Luxury Housing: The Silver Lining in a Stormy Market?
It wasn’t too long ago when speculators dove into the real estate market to turn a quick profit by flipping homes. While those days are dwindling as the market cools, the luxury residential market is proving to be the silver lining in a stormy market.
Why is this market holding strong? High-end buyers, buoyed by abundant wealth, and basking in increased business profits realized in 2006, are fueling demand for luxury homes.
“Strong corporate profits….and a global commodities boom helped grow fortunes and sparked a surge of demand for trophy homes in 2006,” said Waco Moore, Vice President of The Institute for Luxury Home Marketing in a Mortgage News Daily article in January 2007.
“Record Wall Street bonuses will jump-start 2007 luxury sale in New York,” predicted Moore, “and, we’ll see spillover into other markets as well.”
Luxury homes are just one example of the luxury goods and services in demand, Moore continued, citing record art house sales and waiting lists for custom-built yachts and private planes. “Around the world, from Russia to Great Britain,” he said, “there is a super rich group with wants, needs and the wealth to satisfy those desires.”
Luxury home developers are also forecasting a profitable future in the luxury home market. In a Barron’s Online article, developer William Zeckenorf, who is building one of the most highly anticipated luxury buildings in New York City, stated, “From my vantage point, the super-luxury market is as strong as I’ve seen it.”

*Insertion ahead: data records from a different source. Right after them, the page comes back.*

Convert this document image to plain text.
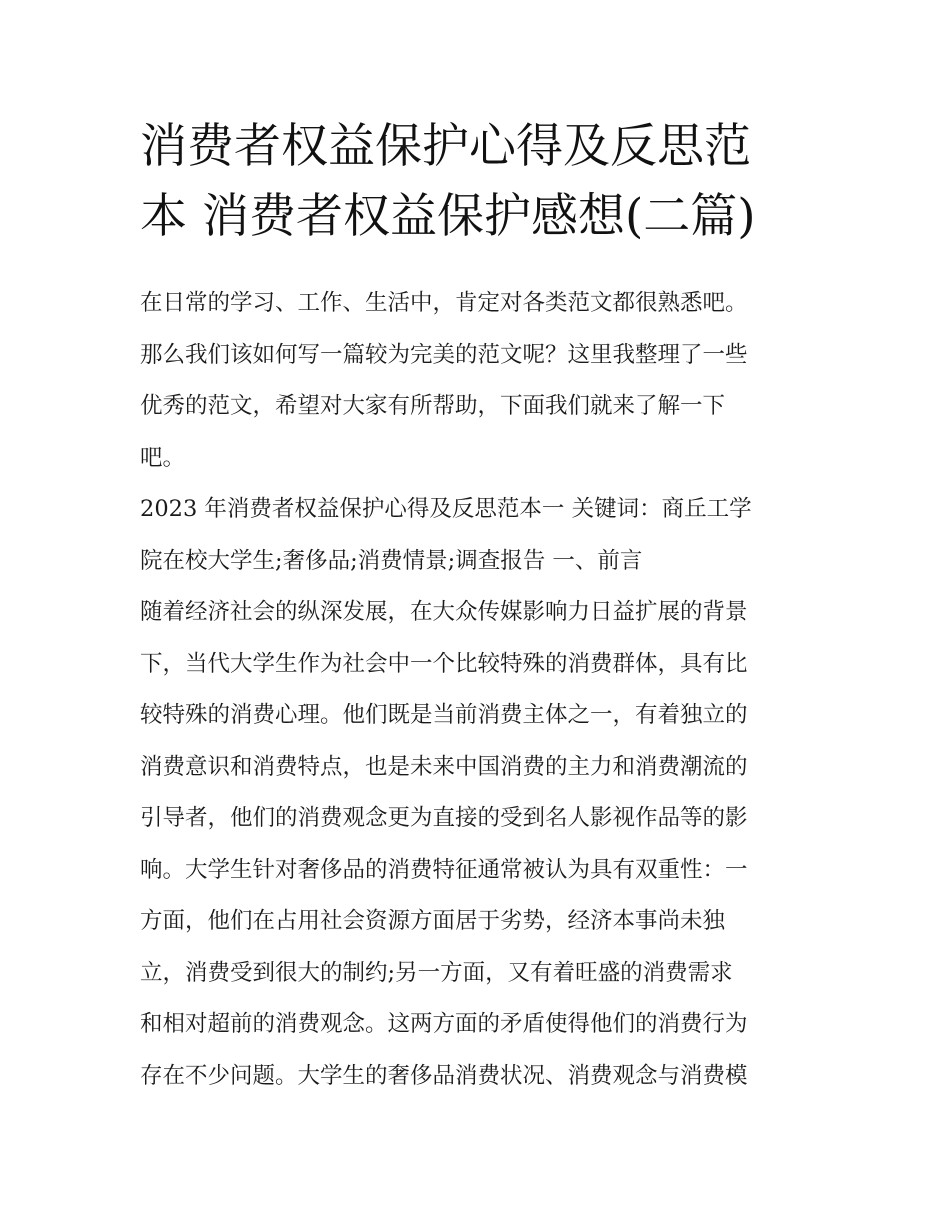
消费者权益保护心得及反思范
本 消费者权益保护感想(二篇)
在日常的学习、工作、生活中，肯定对各类范文都很熟悉吧。
那么我们该如何写一篇较为完美的范文呢？这里我整理了一些
优秀的范文，希望对大家有所帮助，下面我们就来了解一下
吧。
2023 年消费者权益保护心得及反思范本一 关键词：商丘工学
院在校大学生;奢侈品;消费情景;调查报告 一、前言
随着经济社会的纵深发展，在大众传媒影响力日益扩展的背景
下，当代大学生作为社会中一个比较特殊的消费群体，具有比
较特殊的消费心理。他们既是当前消费主体之一，有着独立的
消费意识和消费特点，也是未来中国消费的主力和消费潮流的
引导者，他们的消费观念更为直接的受到名人影视作品等的影
响。大学生针对奢侈品的消费特征通常被认为具有双重性：一
方面，他们在占用社会资源方面居于劣势，经济本事尚未独
立，消费受到很大的制约;另一方面，又有着旺盛的消费需求
和相对超前的消费观念。这两方面的矛盾使得他们的消费行为
存在不少问题。大学生的奢侈品消费状况、消费观念与消费模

The reason for the market’s health, Zeckendorf, explained, is “There are very few great homes in this country, and an awful lot of people who have come into extraordinary wealth. In fact, there are now some 35,000 people in North America whose net worth, excluding their primary residences, exceed $30 million, according to a study by consultant Capgemini and Merrill Lynch.”
Zeckendorf’s optimism was echoed by John Karevoll in a January 2007 Naples News article. Karevoll is an analyst with DataQuick Information Systems Inc., which tracks the housing industry.
In a January 2007 New York Times article, Stribling Private Brokerage Director Kirk Henckels stated, “It’s not just the Wall Street bonuses—there is just so much liquidity in the market.” Henckels, who released a report on the luxury residential market, said the high-end market has been setting the pace for the rest of the market in the new year.
The Stribling report showed 2006 as a record-setting year in co-ops, in particular those above $5 million. Records filed with the New York City Department of Finance showed 38 January sales of co-ops, condos, and town houses for at least $5 million reported as of mid-February, with a combined value of $382 million. In January 2006, only 16 such sales, worth $124 million, were reported by mid-February.
In addition to steady purchases of luxury co-ops, condos and town houses, high-end buyers are also gravitating to unique, exclusive vacation homes located in markets where growth is limited.
In the span of a single day in January 2007, buyers consumed 25 condo units at the Club at Spanish Peaks in Montana, a location where no more than 49 units were planned near the 18th hole of the Tom Weiskoff-designed golf course and quad lift, according to an April 2007 article in Worth magazine.